WD = 0.85 Twb + 0.15 Tdb

Allowable exposure times for mine rescue teams were based on this index. It is widely applicable but is not appropriate where there is significant thermal radiation.

Working Practices for Hot Environments

NIOSH (1986) provides a comprehensive description of working practices for hot environments, including preventive medical practices. A proposal for medical supervision of individuals exposed to hot or cold environments is provided in ISO CD 12894 (1993). It should always be remembered that it is a basic human right, which was affirmed by the 1985 Declaration of Helsinki, that, when possible, persons can withdraw from any extreme environment without need of explanation. Where exposure does take place, defined working practices will greatly improve safety.

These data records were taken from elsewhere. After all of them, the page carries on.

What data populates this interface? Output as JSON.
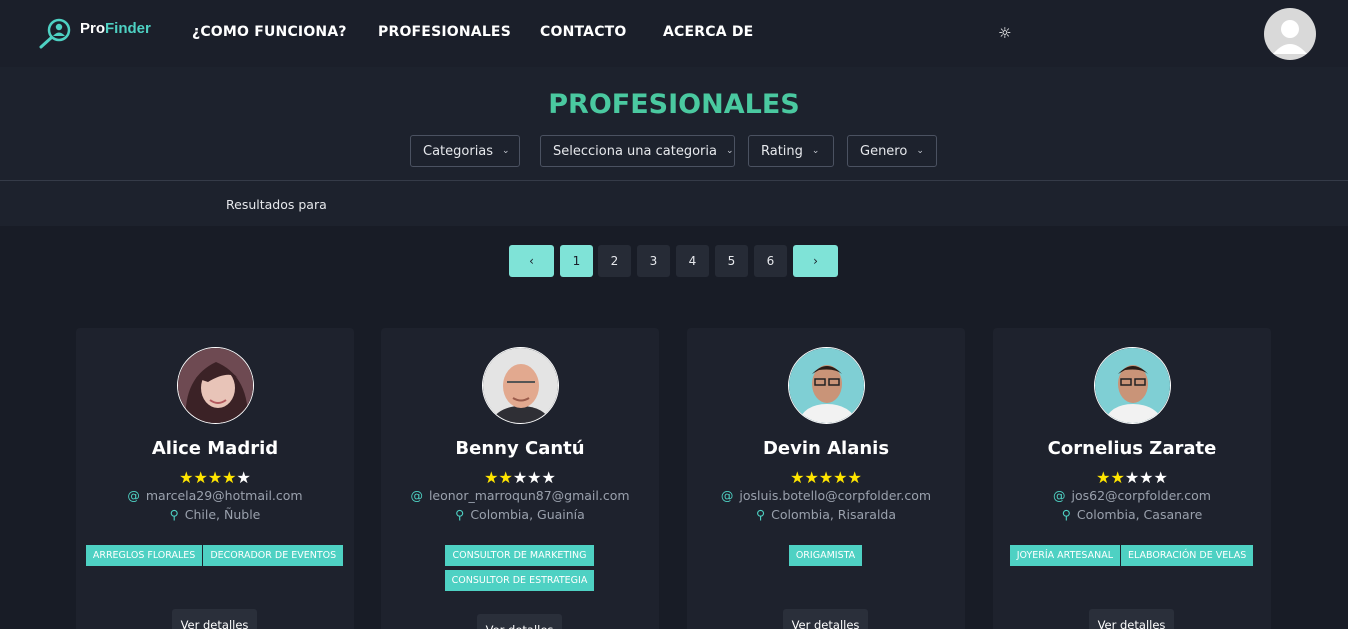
{
  "nav": {
    "logo_pro": "Pro",
    "logo_finder": "Finder",
    "links": [
      "¿COMO FUNCIONA?",
      "PROFESIONALES",
      "CONTACTO",
      "ACERCA DE"
    ],
    "theme_icon": "☼"
  },
  "header": {
    "title": "PROFESIONALES",
    "filters": [
      "Categorias",
      "Selecciona una categoria",
      "Rating",
      "Genero"
    ],
    "results_label": "Resultados para"
  },
  "pagination": {
    "prev": "‹",
    "next": "›",
    "pages": [
      "1",
      "2",
      "3",
      "4",
      "5",
      "6"
    ],
    "current": "1"
  },
  "cards": [
    {
      "name": "Alice Madrid",
      "rating": 4,
      "email": "marcela29@hotmail.com",
      "location": "Chile, Ñuble",
      "tags": [
        "ARREGLOS FLORALES",
        "DECORADOR DE EVENTOS"
      ],
      "button": "Ver detalles"
    },
    {
      "name": "Benny Cantú",
      "rating": 2,
      "email": "leonor_marroqun87@gmail.com",
      "location": "Colombia, Guainía",
      "tags": [
        "CONSULTOR DE MARKETING",
        "CONSULTOR DE ESTRATEGIA"
      ],
      "button": "Ver detalles"
    },
    {
      "name": "Devin Alanis",
      "rating": 5,
      "email": "josluis.botello@corpfolder.com",
      "location": "Colombia, Risaralda",
      "tags": [
        "ORIGAMISTA"
      ],
      "button": "Ver detalles"
    },
    {
      "name": "Cornelius Zarate",
      "rating": 2,
      "email": "jos62@corpfolder.com",
      "location": "Colombia, Casanare",
      "tags": [
        "JOYERÍA ARTESANAL",
        "ELABORACIÓN DE VELAS"
      ],
      "button": "Ver detalles"
    }
  ],
  "colors": {
    "accent": "#4ed1c3",
    "title": "#4ac9a0",
    "star_on": "#ffe500",
    "background": "#181c26"
  }
}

It is a reasonable principle in environmental ergonomics and in industrial hygiene that, where possible, the environmental stressor should be reduced at the source. NIOSH (1986) divides control methods into five types. These are presented in table 6.

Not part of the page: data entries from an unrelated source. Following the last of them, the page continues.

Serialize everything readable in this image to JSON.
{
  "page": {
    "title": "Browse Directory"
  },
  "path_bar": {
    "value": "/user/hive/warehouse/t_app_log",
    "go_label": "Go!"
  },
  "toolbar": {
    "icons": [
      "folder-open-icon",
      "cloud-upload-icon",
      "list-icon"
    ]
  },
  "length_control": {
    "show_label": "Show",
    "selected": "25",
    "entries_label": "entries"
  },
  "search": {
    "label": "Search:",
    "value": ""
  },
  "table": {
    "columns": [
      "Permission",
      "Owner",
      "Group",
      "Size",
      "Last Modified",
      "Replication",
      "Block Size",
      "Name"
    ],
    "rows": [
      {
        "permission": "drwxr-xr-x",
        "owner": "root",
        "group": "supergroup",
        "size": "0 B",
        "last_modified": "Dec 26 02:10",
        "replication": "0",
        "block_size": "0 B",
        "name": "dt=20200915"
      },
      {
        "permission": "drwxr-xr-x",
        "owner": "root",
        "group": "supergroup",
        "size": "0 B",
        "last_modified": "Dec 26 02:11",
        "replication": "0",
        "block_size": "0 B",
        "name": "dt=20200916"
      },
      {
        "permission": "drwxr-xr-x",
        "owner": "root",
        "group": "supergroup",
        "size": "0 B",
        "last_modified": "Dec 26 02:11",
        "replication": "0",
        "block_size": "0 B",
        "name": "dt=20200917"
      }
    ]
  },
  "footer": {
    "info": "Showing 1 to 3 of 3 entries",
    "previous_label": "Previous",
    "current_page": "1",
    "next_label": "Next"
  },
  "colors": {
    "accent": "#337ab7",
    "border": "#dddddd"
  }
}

Table 6. Working practices for hot environments

A. Engineering controls


1. Reduce heat source

Move away from workers or reduce temperature. Not always practicable.

2. Convective heat control

Modify air temperature and air movements. Spot coolers may be useful.

3. Radiant heat control

Reduce surface temperatures or place reflective shield between radiant source and workers. Change emissivity of surface. Use doors that open only when access required.

4. Evaporative heat control

Increase air movement, decrease water vapour pressure. Use fans or air conditioning. Wet clothing and blow air across person.

B. Work and hygiene practices
and administrative controls


1. Limiting exposure time and/or

Perform jobs at cooler times of day and year. Provide cool areas for rest and recovery. Extra personnel, worker freedom to interrupt work, increase water intake.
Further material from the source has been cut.